Walter scanned the bank for a white bedsheet semaphoring a clothesline, saw one, and beached the boat. Mostly children's clothes dangled from the wooden pins, but he found a man's cotton shirt and pair of corduroy pants. Just as he finished changing, a dog began barking inside the house. Lights came on and a face appeared in the window. If Walter could have spoken, he would have offered to pay for the clothes, but because that was not possible, he scrambled down to the water, was adrift before a man wielding a shotgun appeared on the bank. Gray smoke blossomed from the gun barrel. Walter ducked and a hail of pellets landed in the boat's wake. The river curved and he lost sight of the man, for good he thought, but the river straightened. An iron railroad trestle appeared and the man with the shotgun was on it. Walter veered the boat toward the far bank as another downpour of lead hit close by.

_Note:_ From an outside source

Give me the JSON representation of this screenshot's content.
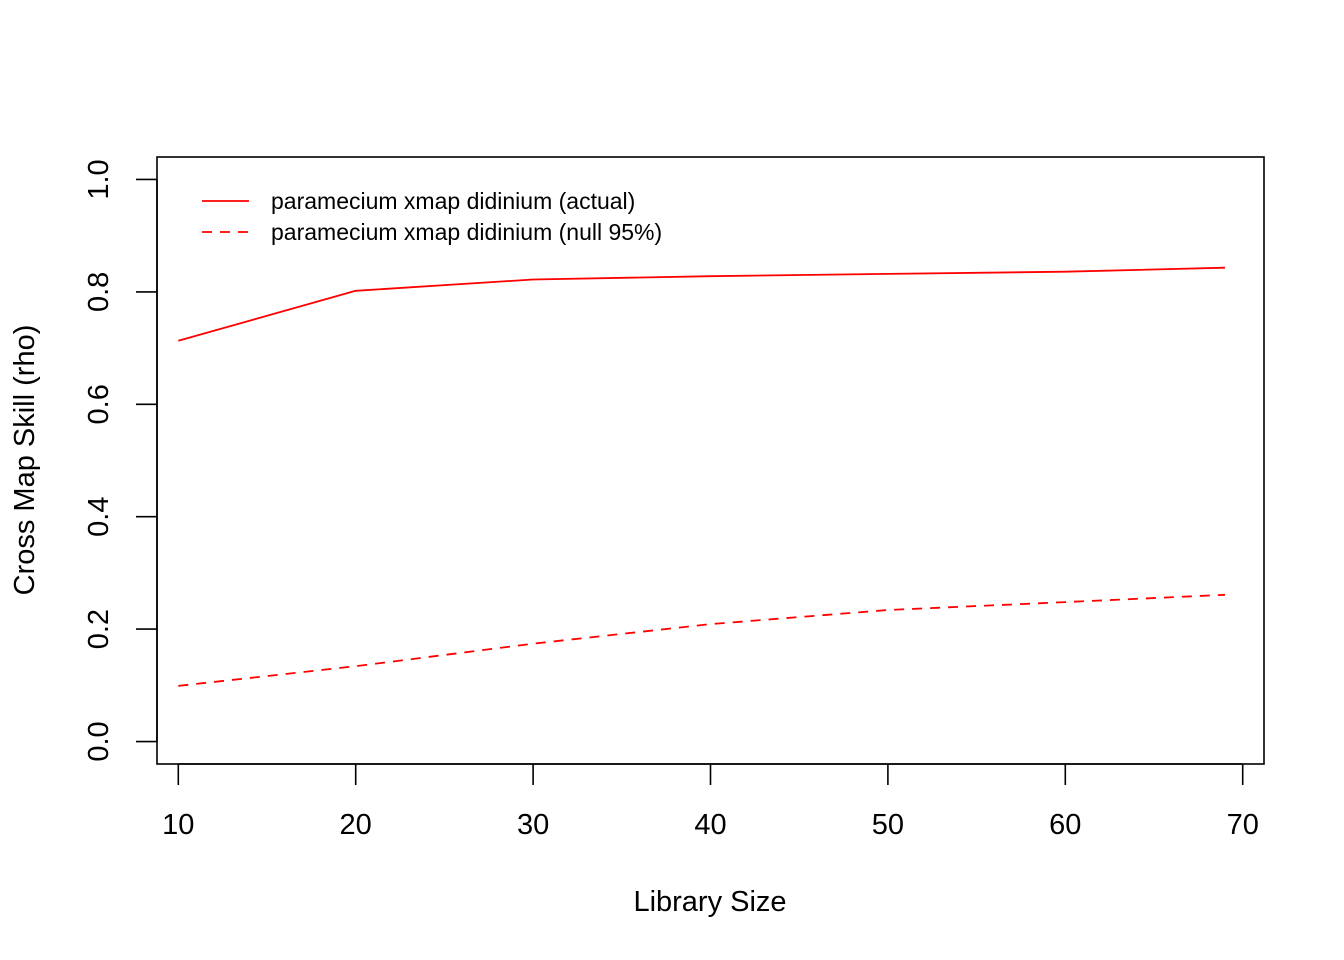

He beached the boat and grabbed his haversack, but the bank was nothing but a slant of slick mud. By the time he'd climbed it, the man was thrashing through the undergrowth. A hefty piece of driftwood lay on the bank and Walter picked it up, hit the man flush in the chest when he emerged. The man staggered leftward and slid down the bank and into the river. There was a narrow river trail, but Walter picked up the haversack and plunged through a tangle of briars before making his way across a ridge.
All day he wandered without once hearing or seeing anything human. Rain fell that afternoon and fog rolled over the ground like cold smoke. The trees thickened and the woods became as forlorn as those in a sinister fairy tale, a place where the guards claimed lions and bears and wolves roamed. All manner of poisonous serpents and plants thrived here and no step was safe. Immense watery caverns lay just beneath seemingly firm ground. They could give way and a man fall a hundred feet and then into water so utterly dark that the trout living in it were sightless. Walter wasted three matches trying to light the soggy wood, drank water from puddles but was afraid to eat what berries and mushrooms he saw. Night came and he shivered beneath a rock ledge.
The next afternoon Walter came to a brook and followed it. By then he had begun to feel feverish. A music he'd never heard before rose from the stream. The notes had colors as well as sounds, bright threads woven into the water's flow. Some of that bright water splashed up on the bank. It was green and shimmering and he scooped it up into his palm and it became a feather. Wind rustled the branches and he imagined an armada of zeppelins rubbing the treetops.
He heard a dog bark and thought it might be yet another hallucination, but he staggered up to a ridge crest to be sure. On one side was a farmhouse surrounded by fields and an orchard. On the other, no angled rise but a gray wall suspended over a cove like an iceberg, the cliff's looming presence muting the afternoon sunlight. In the cove's deepest section, directly under the cliff face, a purl of smoke drifted above the trees, but that was at least a furlong away. A dreary place, but a fire couldn't be smelled or seen. He stayed three days and three nights, each dawn stealing apples and corn from the farm, gaining his strength back and allowing his blistered feet to heal. On the fourth morning he decided to leave after breakfast, but as he searched for tinder he slipped on the slantland and tumbled. Black and yellow insects boiled out of the ground. Only when he reached the ridge crest was he free of the swarm.
He lay on his leaf pallet but the ground fell away and he was adrift. A ship came toward him, one he had seen before. The woman in the green dress stood at the railing, looking out expectantly. She was searching for him.